Ica itself is a city of nearly 250,000 people built on top of a desert. When you arrive to the bus terminal of Ica, you take a fifteen minute taxi ride for 8 sole ($2.50) to Huacachina.
The lake that Huacachina is built around is completely natural, but the town around it only has about 100 residents and exists solely for tourism. Naturally, a real-life desert oasis has become a big hit with the tourists and it recieves around tens of thousands of visitors a year; Peruvians and foreigners alike.
The oasis itself is planted in the midst of miles and miles of enormous sand dunes as far as the eye can see. Legend has it that a mermaid inhabits the lake and moves the dunes around every night, so each day they are in a different position.
Given the unique terrain surrounding it, the other big things to do at the oasis are dune buggy tours and sand-boarding. For just 30 sole or $10 you can go on an hour long dune buggy joyride that takes you racing over and around the enormous sand dunes, with a few stops to try your hand at sand boarding (or sand sledding, like I did).
I would like to meet the engineer who fashioned this vehicle, that can whip over enormous piles of sand like it’s nothing. The ride was more of an adrenaline rush than any roller coaster I’ve ever been on, and the hills are ringing with the screams of tourists getting their thrills in the dune buggy.
The driver will stop at a few dunes of varying sizes to let you try sand boarding. I saw way more people falling then actually sand boarding down the dunes, and as I wasn’t particularly fond of the idea of tumbling down a mountain of burning hot sand I rode it like a toboggan instead. It was awesome.

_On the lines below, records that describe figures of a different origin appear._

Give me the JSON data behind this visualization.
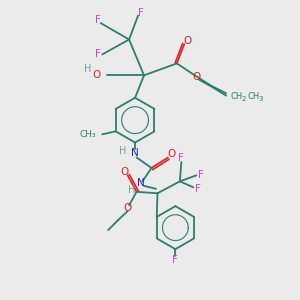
{
  "bg_color": "#ebebeb",
  "bond_color": "#2d7d6e",
  "F_color": "#cc44cc",
  "O_color": "#dd2222",
  "N_color": "#2222bb",
  "H_color": "#7a9a9a",
  "font_size": 7.5,
  "fig_width": 3.0,
  "fig_height": 3.0,
  "dpi": 100,
  "xlim": [
    0,
    10
  ],
  "ylim": [
    0,
    10
  ]
}
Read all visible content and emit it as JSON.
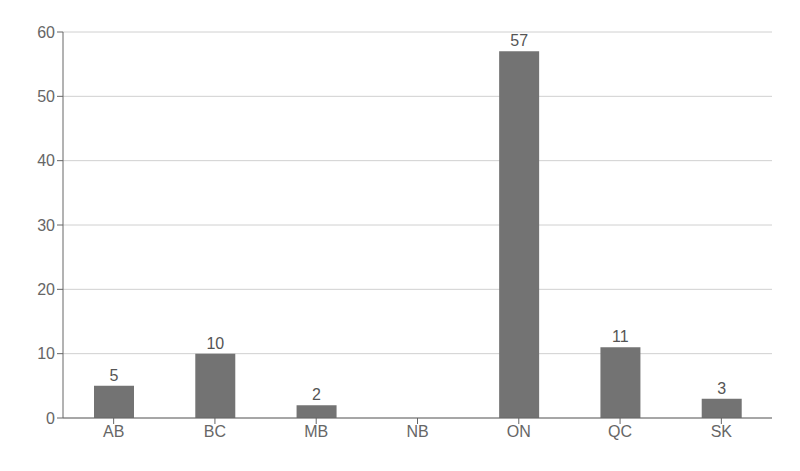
{
  "chart_data": {
    "type": "bar",
    "categories": [
      "AB",
      "BC",
      "MB",
      "NB",
      "ON",
      "QC",
      "SK"
    ],
    "values": [
      5,
      10,
      2,
      0,
      57,
      11,
      3
    ],
    "color": "#737373",
    "ylim": [
      0,
      60
    ],
    "yticks": [
      0,
      10,
      20,
      30,
      40,
      50,
      60
    ],
    "grid": true,
    "data_labels": true
  }
}
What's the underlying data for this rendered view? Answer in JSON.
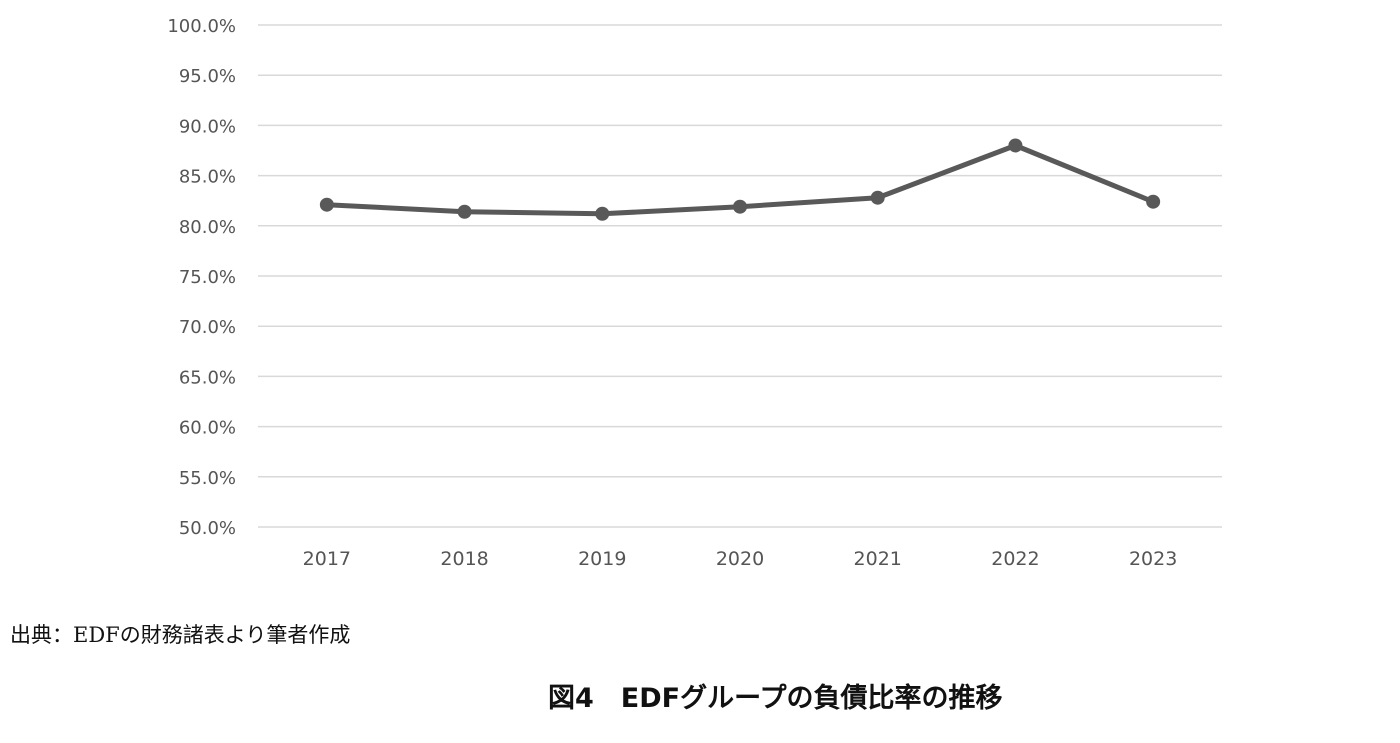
{
  "chart_data": {
    "type": "line",
    "title": "",
    "xlabel": "",
    "ylabel": "",
    "categories": [
      "2017",
      "2018",
      "2019",
      "2020",
      "2021",
      "2022",
      "2023"
    ],
    "series": [
      {
        "values": [
          82.1,
          81.4,
          81.2,
          81.9,
          82.8,
          88.0,
          82.4
        ]
      }
    ],
    "ylim": [
      50,
      100
    ],
    "y_ticks": [
      "100.0%",
      "95.0%",
      "90.0%",
      "85.0%",
      "80.0%",
      "75.0%",
      "70.0%",
      "65.0%",
      "60.0%",
      "55.0%",
      "50.0%"
    ],
    "y_tick_values": [
      100,
      95,
      90,
      85,
      80,
      75,
      70,
      65,
      60,
      55,
      50
    ],
    "grid": true,
    "legend": "none",
    "colors": {
      "line": "#595959",
      "grid": "#d9d9d9",
      "tick_text": "#555555"
    }
  },
  "source_note": "出典：EDFの財務諸表より筆者作成",
  "caption": "図4　EDFグループの負債比率の推移"
}
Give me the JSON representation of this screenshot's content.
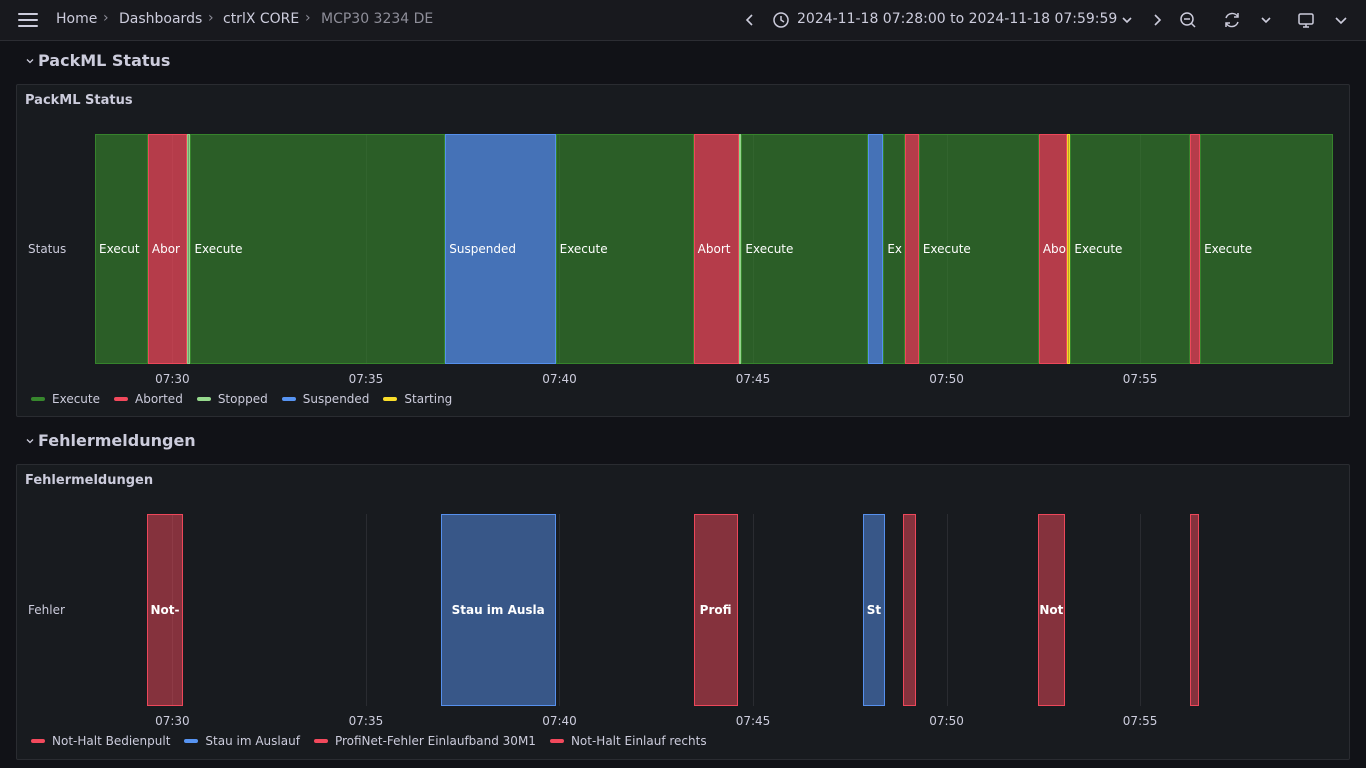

That’s pretty much it for what there is to do in Huacachina though, unless you want to try paragliding which also looked very fun:
More than a night here is not necessary; if that. I would recommend staying in the city of Ica and going into Huacachina for the day; you can do everything you want to do in one day there and go back to Ica for reasonably priced food and accommodation afterwards. As you might expect prices at the oasis are inflated. You’re stranded in the desert, after all. They can charge whatever they want. One thing’s for sure though, Huacachina is not to be missed on anyone’s Peru itinerary. In fact you could even do it as a day trip from Lima if you’re strapped for time, it’s so close, so there’s no excuse. Just another crazy cool, uniquely South American experience.